Asians do this and Brits do that. That’s the territory of Malaysian comic Nigel Ng’s maiden hour, which made waves on the Edinburgh fringe in 2019. You can see why: Ng’s smooth and confident crosscultural comedy easily sustains for an hour and has primetime written all over it. It is also overfamiliar and not very adventurous – but Ng’s audience will likely be chuckling too much to mind that.
The formula is established early, as our host itemises some quirk of British behaviour, then imagines an east Asian parallel. (“Can you imagine if we did that?!”) Ng, who has lived in the US, brings an American style to his standup: he is slick, smiling and unstinting on gags, which address spicy Asian food, drinkable European tap water and the alarming spectacle of white women on prosecco.

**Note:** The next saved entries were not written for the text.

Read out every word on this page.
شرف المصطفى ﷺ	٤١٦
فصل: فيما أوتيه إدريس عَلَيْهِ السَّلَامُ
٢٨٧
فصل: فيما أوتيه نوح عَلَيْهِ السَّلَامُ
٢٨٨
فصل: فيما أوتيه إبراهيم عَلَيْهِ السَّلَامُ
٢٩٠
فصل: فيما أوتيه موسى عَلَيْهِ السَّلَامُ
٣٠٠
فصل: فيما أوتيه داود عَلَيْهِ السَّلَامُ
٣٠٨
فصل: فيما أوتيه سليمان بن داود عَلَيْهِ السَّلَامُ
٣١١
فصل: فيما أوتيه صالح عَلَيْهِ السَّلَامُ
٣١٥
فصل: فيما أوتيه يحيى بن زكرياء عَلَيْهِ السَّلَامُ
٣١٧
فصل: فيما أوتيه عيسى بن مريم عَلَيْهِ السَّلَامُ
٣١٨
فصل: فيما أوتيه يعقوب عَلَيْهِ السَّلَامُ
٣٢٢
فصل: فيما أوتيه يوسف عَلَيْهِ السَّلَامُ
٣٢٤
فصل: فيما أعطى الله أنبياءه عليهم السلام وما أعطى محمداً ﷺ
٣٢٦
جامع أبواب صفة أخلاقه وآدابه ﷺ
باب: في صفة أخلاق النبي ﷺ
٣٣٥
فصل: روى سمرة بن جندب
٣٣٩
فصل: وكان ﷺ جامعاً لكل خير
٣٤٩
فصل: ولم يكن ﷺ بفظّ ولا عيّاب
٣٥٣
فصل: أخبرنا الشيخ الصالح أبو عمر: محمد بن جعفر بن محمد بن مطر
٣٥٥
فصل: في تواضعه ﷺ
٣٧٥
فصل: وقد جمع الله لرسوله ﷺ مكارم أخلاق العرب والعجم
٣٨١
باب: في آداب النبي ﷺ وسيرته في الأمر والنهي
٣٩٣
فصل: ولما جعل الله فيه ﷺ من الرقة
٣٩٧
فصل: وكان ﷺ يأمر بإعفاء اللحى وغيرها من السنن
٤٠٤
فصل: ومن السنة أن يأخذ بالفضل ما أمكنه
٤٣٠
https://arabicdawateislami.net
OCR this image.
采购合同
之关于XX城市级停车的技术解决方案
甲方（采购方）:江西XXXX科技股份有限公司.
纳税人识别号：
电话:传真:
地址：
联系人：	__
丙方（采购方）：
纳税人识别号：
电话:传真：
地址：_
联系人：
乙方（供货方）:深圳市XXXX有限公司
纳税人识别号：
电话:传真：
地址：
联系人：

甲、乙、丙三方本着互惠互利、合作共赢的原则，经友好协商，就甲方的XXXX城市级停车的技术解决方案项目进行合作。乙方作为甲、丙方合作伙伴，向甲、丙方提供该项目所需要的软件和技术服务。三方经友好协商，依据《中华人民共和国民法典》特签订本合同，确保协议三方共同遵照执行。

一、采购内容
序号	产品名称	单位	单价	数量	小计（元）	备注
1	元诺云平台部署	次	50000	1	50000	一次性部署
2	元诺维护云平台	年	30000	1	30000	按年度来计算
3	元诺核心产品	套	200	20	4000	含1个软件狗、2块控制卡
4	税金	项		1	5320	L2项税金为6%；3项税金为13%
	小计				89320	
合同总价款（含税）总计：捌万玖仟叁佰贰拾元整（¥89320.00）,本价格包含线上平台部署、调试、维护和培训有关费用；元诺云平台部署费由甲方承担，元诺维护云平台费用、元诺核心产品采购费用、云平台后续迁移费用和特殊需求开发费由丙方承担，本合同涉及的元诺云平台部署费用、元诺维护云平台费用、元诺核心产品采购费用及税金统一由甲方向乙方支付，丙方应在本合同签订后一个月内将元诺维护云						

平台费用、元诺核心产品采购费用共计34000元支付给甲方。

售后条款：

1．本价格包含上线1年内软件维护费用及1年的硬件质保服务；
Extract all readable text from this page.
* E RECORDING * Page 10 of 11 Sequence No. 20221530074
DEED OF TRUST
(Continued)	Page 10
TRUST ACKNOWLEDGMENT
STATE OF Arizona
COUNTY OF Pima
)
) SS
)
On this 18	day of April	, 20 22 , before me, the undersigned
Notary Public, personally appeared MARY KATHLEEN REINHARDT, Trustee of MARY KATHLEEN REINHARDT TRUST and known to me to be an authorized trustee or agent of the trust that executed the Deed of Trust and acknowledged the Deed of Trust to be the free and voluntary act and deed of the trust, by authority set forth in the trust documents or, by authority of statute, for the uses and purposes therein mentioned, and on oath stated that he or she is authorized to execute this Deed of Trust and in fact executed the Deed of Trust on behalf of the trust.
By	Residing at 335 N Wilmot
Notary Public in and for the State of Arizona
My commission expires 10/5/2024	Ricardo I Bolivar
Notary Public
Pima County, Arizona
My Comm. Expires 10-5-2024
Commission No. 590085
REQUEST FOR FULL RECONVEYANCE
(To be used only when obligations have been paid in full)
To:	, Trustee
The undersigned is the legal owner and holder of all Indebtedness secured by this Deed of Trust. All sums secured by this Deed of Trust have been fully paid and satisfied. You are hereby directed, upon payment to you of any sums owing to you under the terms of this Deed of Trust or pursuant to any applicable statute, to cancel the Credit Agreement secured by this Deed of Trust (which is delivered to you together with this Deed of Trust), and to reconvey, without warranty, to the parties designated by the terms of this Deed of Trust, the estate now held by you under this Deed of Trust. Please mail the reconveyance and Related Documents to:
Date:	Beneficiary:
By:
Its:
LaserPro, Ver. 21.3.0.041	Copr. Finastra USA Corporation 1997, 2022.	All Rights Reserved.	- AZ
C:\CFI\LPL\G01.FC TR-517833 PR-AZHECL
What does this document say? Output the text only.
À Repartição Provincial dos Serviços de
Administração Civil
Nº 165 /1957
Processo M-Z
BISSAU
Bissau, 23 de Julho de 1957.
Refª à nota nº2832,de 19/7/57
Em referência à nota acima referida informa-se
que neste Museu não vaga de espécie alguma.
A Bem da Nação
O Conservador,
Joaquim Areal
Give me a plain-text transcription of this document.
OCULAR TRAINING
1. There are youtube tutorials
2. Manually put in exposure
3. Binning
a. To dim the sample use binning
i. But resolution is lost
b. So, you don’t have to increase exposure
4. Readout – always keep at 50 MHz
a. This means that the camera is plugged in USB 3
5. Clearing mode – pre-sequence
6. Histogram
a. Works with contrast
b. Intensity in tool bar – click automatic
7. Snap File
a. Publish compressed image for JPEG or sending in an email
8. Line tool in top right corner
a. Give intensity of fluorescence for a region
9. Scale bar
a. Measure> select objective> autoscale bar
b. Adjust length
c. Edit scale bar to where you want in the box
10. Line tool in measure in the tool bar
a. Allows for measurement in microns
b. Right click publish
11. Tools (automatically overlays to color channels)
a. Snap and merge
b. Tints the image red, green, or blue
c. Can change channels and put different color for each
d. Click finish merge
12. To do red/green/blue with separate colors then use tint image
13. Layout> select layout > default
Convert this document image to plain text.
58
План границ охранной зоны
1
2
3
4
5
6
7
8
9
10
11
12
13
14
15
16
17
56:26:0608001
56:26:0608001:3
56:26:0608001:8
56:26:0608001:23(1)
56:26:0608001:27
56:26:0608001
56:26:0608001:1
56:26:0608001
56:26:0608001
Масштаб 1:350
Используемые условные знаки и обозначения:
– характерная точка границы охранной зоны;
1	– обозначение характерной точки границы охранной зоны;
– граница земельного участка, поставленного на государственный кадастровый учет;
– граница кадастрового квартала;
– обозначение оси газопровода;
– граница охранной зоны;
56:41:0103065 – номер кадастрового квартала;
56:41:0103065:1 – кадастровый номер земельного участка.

Stereotypes are held close, as he discusses the British obsession with weather and imagines himself a “tiger parent” coaching his stripper daughter – queasily enough.
That is not the only graceless note struck in Culture Shocked, and occasionally – as with the routine about Asian-style child discipline – the cliches grate. But Ng usually has a new angle on these well-worn subjects, as with the airport security skit that finds him flaunting a neck pillow to prove he’s no down-at-heel refugee. The weak material – on Malaysian Airlines, say – is eclipsed by the strong, such as the adroit gags about Asian v British treatment of dogs, and Asian v British attitudes towards food allergies.
He’s good with the crowd, too, soliciting backup from fellow east Asians as he cracks wise about hole-in-the-floor toilets and how not to cook rice. No distinctive worldview emerges, but Ng delivers a swaggeringly efficient hour of culture-clash standup.
• At Soho theatre, London, until 8 February, and on 19 February.